This may not be so bad after all.
Photograph by David McNew via Getty Images

Millennials are being priced out of many cities.

By Laura Lorenzetti
May 19, 2016

Americans aren’t flocking to cities as fast as they were in the years following the Great Recession. Now that late 20-year-old millennials are hitting prime home-buying age, they’re heading to suburbs and smaller towns to make it happen.

Urban areas accounted for only 20% of the nation’s population growth for the 12 months ended July 1, 2015, according to the latest Census Bureau estimates. That’s a percentage point drop from the previous year and a steeper drop since 2011 when 26.7% of U.S. population growth was focused in urban areas.

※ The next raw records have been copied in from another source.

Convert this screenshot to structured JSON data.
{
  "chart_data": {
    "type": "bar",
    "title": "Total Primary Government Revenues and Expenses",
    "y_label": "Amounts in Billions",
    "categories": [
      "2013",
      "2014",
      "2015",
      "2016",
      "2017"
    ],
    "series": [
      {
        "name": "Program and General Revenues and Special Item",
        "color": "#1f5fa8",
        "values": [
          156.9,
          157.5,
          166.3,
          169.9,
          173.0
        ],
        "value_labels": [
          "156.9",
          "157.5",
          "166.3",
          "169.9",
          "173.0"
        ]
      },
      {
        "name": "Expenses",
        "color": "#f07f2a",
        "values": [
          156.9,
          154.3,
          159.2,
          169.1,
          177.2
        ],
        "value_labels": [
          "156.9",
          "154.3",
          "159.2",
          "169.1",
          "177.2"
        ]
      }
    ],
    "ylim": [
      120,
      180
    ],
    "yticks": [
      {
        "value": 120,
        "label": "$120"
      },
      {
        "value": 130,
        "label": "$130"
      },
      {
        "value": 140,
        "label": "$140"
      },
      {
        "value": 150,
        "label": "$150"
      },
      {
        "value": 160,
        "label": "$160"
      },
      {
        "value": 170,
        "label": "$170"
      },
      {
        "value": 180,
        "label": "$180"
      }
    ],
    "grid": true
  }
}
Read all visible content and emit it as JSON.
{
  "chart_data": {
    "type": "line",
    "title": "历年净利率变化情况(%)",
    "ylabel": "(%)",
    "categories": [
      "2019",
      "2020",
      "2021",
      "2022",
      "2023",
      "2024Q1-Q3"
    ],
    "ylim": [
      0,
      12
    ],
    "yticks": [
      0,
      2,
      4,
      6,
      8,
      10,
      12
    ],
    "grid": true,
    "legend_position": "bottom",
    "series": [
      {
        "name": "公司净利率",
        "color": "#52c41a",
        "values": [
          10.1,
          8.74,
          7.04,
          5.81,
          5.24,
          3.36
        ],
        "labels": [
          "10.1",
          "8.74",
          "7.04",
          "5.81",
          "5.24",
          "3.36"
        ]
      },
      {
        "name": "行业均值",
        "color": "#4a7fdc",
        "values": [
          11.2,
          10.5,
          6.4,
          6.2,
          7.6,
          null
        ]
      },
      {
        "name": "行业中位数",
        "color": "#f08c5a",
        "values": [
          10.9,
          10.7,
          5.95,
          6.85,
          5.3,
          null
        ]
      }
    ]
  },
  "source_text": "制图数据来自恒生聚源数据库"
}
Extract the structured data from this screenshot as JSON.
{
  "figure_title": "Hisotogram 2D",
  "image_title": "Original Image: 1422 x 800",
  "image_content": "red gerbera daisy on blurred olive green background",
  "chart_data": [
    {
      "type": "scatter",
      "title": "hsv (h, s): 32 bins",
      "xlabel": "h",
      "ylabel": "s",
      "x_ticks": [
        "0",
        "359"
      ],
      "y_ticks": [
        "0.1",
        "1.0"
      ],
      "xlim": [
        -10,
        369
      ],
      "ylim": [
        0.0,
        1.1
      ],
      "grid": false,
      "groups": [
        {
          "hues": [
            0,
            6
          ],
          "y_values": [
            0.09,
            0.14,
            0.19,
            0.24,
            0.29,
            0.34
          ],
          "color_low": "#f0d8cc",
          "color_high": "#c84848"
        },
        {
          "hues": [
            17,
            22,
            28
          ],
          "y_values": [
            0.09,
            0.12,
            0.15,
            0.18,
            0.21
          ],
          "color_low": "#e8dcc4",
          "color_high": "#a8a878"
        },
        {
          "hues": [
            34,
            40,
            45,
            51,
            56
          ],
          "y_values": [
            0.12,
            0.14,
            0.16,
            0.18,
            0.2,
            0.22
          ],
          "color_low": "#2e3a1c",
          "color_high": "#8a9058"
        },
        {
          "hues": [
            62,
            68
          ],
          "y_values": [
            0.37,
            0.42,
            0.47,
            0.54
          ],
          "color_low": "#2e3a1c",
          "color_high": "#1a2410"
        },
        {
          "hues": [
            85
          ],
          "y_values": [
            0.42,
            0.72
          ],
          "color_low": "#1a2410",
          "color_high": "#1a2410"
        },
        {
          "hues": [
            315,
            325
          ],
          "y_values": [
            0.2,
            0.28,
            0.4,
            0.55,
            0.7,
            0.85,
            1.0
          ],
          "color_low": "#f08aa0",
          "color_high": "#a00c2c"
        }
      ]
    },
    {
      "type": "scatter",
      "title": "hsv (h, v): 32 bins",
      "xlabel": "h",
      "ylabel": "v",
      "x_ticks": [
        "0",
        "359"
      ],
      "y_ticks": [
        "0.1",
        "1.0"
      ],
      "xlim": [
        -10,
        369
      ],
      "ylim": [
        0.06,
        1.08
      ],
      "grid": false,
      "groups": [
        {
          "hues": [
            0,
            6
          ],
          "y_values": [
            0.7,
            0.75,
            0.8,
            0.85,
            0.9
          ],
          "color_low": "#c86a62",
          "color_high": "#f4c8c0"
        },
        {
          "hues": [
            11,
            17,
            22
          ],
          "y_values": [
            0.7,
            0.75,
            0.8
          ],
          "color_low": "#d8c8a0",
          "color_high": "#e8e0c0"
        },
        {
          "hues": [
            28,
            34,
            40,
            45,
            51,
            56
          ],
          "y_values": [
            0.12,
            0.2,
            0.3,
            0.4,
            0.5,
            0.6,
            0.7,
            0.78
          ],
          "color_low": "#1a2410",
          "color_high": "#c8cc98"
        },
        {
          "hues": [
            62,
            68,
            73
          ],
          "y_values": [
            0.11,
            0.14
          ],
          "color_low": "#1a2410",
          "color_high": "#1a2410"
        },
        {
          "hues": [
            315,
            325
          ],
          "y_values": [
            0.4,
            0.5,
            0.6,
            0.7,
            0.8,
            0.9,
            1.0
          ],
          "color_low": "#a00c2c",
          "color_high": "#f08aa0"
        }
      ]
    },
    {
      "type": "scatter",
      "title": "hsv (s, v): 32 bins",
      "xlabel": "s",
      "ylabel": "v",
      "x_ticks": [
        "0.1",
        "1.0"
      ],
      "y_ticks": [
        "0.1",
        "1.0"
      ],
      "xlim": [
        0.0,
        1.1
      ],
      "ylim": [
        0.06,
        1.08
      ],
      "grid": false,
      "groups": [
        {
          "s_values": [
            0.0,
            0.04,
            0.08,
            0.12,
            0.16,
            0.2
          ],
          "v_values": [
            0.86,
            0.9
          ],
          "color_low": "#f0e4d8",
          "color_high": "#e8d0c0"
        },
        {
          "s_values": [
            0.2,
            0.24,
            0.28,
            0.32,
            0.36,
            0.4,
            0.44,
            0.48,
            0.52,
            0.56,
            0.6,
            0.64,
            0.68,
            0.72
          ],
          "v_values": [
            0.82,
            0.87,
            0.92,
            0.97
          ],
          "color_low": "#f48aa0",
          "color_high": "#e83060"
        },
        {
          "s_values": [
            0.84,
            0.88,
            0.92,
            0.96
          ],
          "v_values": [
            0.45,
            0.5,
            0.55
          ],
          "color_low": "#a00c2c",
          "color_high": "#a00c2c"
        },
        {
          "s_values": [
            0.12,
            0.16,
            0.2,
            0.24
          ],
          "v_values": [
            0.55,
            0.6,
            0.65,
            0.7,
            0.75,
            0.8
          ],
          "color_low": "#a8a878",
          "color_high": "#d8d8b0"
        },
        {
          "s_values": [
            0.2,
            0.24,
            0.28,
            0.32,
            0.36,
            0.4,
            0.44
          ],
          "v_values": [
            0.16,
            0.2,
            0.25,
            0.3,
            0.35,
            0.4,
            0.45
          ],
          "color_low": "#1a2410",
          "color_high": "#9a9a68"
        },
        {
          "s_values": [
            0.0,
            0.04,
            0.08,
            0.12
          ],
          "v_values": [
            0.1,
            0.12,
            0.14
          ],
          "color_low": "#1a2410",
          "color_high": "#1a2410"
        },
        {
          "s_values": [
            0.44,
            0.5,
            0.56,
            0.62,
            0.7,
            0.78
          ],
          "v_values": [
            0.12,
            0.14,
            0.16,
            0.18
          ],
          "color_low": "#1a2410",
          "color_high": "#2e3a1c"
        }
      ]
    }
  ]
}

That trend is being driven by the intersection of the surge of aging millennials who are ready to buy their first homes and the unwieldy cost of urban real estate. That has driven first-time homebuyers to look beyond central cities for affordable options in suburbs and exurbs, according to the Wall Street Journal.

Not all cities are losing out on attracting new residents. Cities in the southern and western U.S. are still growing rapidly. For example, Orlando, Fla., Irvine, Calif., and Henderson, Nev. all saw their populations grow by 3% or more in 2015, and five of the nation’s 11 fastest-growing cities are in Texas.

Meanwhile a number of cities in the Midwest and North—Chicago, Cleveland, Pittsburgh, and Rochester—have actually lost population over the last year. Chicago lost more residents than it gained for the first time since 2009. Its population dropped 0.1% to 2.7 million.

Millennial hotspots like New York, Boston, and Austin, Texas have also been hit by the slowing trend. The population in those three cities grew more slowly in 2015 than the year prior.

“A lot of people are getting priced out, especially in the major cities,” Adam Kamins, senior economist at Moody’s Analytics, told the Journal. “There’s only so much space that you can build on.”

The urban population boom may finally be normalizing, but people are still being attracted to city centers more often than in the years leading up to the Great Recession. In 2005, only 3% of U.S. population growth was centered in the nation’s top 50 cities.